Map of the parade route. The parade will end on Beach 102 Street this year.
The pipes will still play and the drums will still beat, but the Rockaway St. Patrick’s Day Parade will be a little less grand this year, thanks largely to a 2010 ruling by Mayor Michael Bloomberg that all city parades and festivals be cut in duration in order to save muchneeded overtime money.
That administrative ruling said that no parade could last more than five hours and that all parades had to be cut 25 percent in duration.
Because of that ruling, the parade, set for Saturday, March 5 this year, will end at Beach 102 Street rather than at Beach 95 Street, which has been its end point for the last several years.
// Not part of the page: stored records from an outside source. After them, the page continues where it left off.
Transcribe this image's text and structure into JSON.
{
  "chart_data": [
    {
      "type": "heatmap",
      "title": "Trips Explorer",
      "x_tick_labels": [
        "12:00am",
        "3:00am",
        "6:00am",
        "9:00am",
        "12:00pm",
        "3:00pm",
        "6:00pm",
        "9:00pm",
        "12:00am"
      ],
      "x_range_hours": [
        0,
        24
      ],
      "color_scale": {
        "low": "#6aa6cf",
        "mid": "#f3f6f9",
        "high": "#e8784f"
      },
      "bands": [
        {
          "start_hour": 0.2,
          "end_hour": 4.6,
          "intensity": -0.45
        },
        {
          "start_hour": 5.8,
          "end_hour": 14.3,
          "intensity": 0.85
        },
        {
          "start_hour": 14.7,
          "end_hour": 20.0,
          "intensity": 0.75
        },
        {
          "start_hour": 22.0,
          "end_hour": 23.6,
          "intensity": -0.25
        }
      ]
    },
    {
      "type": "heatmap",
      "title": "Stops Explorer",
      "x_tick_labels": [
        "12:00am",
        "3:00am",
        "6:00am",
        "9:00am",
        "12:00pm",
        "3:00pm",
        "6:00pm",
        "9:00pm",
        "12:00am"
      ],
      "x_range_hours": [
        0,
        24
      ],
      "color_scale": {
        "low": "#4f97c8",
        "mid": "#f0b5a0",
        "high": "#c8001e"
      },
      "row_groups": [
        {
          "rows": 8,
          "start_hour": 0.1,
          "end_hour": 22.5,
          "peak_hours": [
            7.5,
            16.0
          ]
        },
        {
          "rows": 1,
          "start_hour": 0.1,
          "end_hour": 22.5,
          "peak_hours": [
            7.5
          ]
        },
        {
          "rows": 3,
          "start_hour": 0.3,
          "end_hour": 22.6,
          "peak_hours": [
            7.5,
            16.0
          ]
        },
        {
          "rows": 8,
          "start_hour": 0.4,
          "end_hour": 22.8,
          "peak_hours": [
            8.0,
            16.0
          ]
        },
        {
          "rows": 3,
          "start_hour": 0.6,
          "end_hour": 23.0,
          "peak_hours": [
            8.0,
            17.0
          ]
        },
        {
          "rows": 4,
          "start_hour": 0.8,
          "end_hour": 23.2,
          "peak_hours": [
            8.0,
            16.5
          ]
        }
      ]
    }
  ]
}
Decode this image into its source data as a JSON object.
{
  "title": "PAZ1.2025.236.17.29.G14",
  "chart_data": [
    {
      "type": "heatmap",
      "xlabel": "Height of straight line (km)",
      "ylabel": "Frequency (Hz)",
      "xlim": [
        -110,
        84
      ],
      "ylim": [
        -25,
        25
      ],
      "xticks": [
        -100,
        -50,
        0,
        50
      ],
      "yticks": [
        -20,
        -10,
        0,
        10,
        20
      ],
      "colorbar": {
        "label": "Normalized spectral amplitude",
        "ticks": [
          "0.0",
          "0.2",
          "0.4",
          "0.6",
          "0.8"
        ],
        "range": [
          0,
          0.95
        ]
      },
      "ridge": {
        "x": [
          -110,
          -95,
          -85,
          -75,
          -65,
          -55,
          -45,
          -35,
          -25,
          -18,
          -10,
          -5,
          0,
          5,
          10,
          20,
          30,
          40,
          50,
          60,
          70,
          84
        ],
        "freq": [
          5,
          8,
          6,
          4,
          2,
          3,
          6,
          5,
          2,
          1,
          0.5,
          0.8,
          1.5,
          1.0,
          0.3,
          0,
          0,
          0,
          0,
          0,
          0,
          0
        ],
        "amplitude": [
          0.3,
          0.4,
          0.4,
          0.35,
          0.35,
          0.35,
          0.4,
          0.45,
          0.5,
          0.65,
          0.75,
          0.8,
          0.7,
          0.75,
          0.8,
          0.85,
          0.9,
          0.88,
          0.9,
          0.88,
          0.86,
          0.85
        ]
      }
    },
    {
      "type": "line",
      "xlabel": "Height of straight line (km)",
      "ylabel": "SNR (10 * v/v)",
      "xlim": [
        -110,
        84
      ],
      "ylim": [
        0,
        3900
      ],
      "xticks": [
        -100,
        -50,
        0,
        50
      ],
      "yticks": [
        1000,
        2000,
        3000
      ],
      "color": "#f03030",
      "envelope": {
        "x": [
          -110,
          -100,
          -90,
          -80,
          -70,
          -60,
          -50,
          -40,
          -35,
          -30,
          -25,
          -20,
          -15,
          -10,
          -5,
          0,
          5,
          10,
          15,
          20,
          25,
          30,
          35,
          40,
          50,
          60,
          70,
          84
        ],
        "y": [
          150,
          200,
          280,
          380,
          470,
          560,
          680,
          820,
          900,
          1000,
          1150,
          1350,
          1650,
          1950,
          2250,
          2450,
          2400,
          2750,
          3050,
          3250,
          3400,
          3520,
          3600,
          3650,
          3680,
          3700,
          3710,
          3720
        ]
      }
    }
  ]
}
Parade coordinator Michael Benn said that he tried to keep the parade route as it has been the past few years.
“I resubmitted the original permit request, hoping it would get through, but somebody was watching,” he said.
The parade will step off from Beach 129 Street and Newport Avenue and march east on Newport Avenue to Beach 116 Street, where it will turn south to Rockaway Beach Boulevard and then east again to Beach 102 Street.
The parade reviewing stand will be at Beach 105 Street and Rockaway Beach Boulevard, only three blocks from the parade’s end.
Though the sponsors of the parade, the Queens County St. Patrick’s Day and Cultural Committee, did not want to make the change, this is not the first time that the parade route has been cut.
Originally, the parade went all the way to Beach 84 Street and the St. Rose of Lima Church, where award ceremonies were held.
Over the years, however, the parade has ended in various years at Beach 92 and Beach 95 Streets.
“There was really nothing we could do, Benn concluded. “They even cut the Manhattan parade, and that’s saying something.